Они остановились. Было по-прежнему ветрено. Они направились к дому. В окнах горел свет. Линда припадала на левую ногу. Они ступили на газон и переглянулись, подумав об одном и том же: почему молчит собака? Стефан Линдман постучал в дверь. Никто не отвечал, собака не залаяла. Курт Валландер заглянул в окно. Стефан толкнул дверь — она была не заперта.
— Всегда можно сказать, что тебе послышалось «войдите», — осторожно заметил он.
Они вошли в дом. Линда шла последней, и ей ничего не было видно за двумя широкими спинами. Она попробовала встать на цыпочки и ойкнула — нога отозвалась резкой болью.
— Есть здесь кто-нибудь? — крикнул Курт Валландер.
— Никого, — ответил Стефан Линдман.
Они прошли в комнаты. Дом выглядел точно так же, как во время последнего визита Линды. Нотная бумага, газеты, кофейные чашки. На полу — собачья миска. Первое впечатление беспорядка быстро сменялось твердой уверенностью, что обстановка дома полностью соответствует потребностям и вкусам Генриетты Вестин.
— Дверь незаперта, собаки нет, — сказал Стефан. — Вывод? Она прогуливает собаку. Дадим ей четверть часа. И откроем дверь, чтобы она видела, что в доме кто-то есть.
— Тут-то она и позвонит в полицию, — сказала Линда, — решит, что в доме воры.
— Воры не оставляют дверь открытой, — возразил отец.
Он выбрал кресло поудобнее, сел, сложил на груди руки и закрыл глаза. Стефан сунул между дверью и порогом сапог, чтобы она не захлопнулась. Линда увидела, что на рояле лежит фотоальбом, открыла и начала его листать. Отец посапывал в своем кресле, Стефан у двери что-то напевал. Первые снимки относились к семидесятым годам. Цвета поблекли. Вот Анна сидит на траве в окружении клюющих цыплят, на всю эту картину равнодушно взирает зевающий кот. Линда помнила Аннины рассказы — воспоминания о хиппи-коммуне под Маркарюдом, где она провела первые годы своей жизни. На другом снимке Генриетта держит Анну на руках. На матери мешковатые брюки, шея обмотана палестинской шалью. А кто снимал? По-видимому, Эрик Вестин. Перед тем, как исчезнуть.
Стефан покинул свой пост у двери и подошел к ней. Линда стала показывать и объяснять, кто есть кто на фотографиях. Члены коммуны, участники «зеленой волны», исчезнувший башмачник, тот, что мастерил сандалии.

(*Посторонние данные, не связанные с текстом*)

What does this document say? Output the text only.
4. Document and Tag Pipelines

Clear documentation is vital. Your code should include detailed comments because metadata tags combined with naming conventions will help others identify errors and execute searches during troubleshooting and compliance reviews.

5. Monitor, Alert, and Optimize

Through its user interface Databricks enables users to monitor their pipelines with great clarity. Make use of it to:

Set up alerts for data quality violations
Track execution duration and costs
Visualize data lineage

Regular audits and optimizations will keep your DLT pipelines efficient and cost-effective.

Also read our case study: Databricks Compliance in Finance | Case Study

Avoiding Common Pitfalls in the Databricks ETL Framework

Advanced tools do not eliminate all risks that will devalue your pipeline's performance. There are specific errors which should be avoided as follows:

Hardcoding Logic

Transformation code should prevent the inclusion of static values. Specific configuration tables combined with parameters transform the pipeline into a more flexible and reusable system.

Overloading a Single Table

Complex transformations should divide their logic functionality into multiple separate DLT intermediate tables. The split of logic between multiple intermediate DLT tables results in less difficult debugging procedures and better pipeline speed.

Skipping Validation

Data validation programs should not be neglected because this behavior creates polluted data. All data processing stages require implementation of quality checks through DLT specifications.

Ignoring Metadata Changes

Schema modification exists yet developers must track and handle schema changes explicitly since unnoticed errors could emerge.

— Звучит как сказка, — сказал Стефан. — Из «Тысячи и одной ночи». «Исчезнувший башмачник».
Они стали листать дальше.
— А он есть на снимках?
— У Анны было несколько его фотографий, но теперь они тоже исчезли.
Стефан поднял брови:
— Забирает фотографии и оставляет дневник? Так я понял?
— Так.
— Ну да, с одной стороны. Но вообще-то так быть не должно.
Они продолжали не торопясь листать страницы. Теперь вместо лужайки с цыплятами и зевающим котом на снимках было жилье в Истаде. Серый бетон, покрытая льдом детская площадка. Анна на несколько лет старше.
— Когда это снимали, его уже несколько лет не было. Тот, кто снимал вот это, предпочитал крупные планы. На ранних фотографиях расстояние больше.
— Первые снимки делал отец, а эти — Генриетта? Это ты имеешь в виду?
— Да.
Они проглядели почти весь альбом. Снимков отца не было. На последних фотографиях — Анна на выпускном балу в день окончания школы. На заднем плане — Зебра. Линда тоже была на этом балу, но на снимках ее нет.
Она как раз собиралась перевернуть последнюю страницу, как свет вдруг замигал и погас. В доме стало совершенно темно. Отец вздрогнул и проснулся.
Кругом было темно. Издалека слышался лай собаки. Линда подумала, что где-то там, в темноте, есть люди, которые не ищут свет, не идут к нему, а, наоборот, уходят все глубже в мир теней.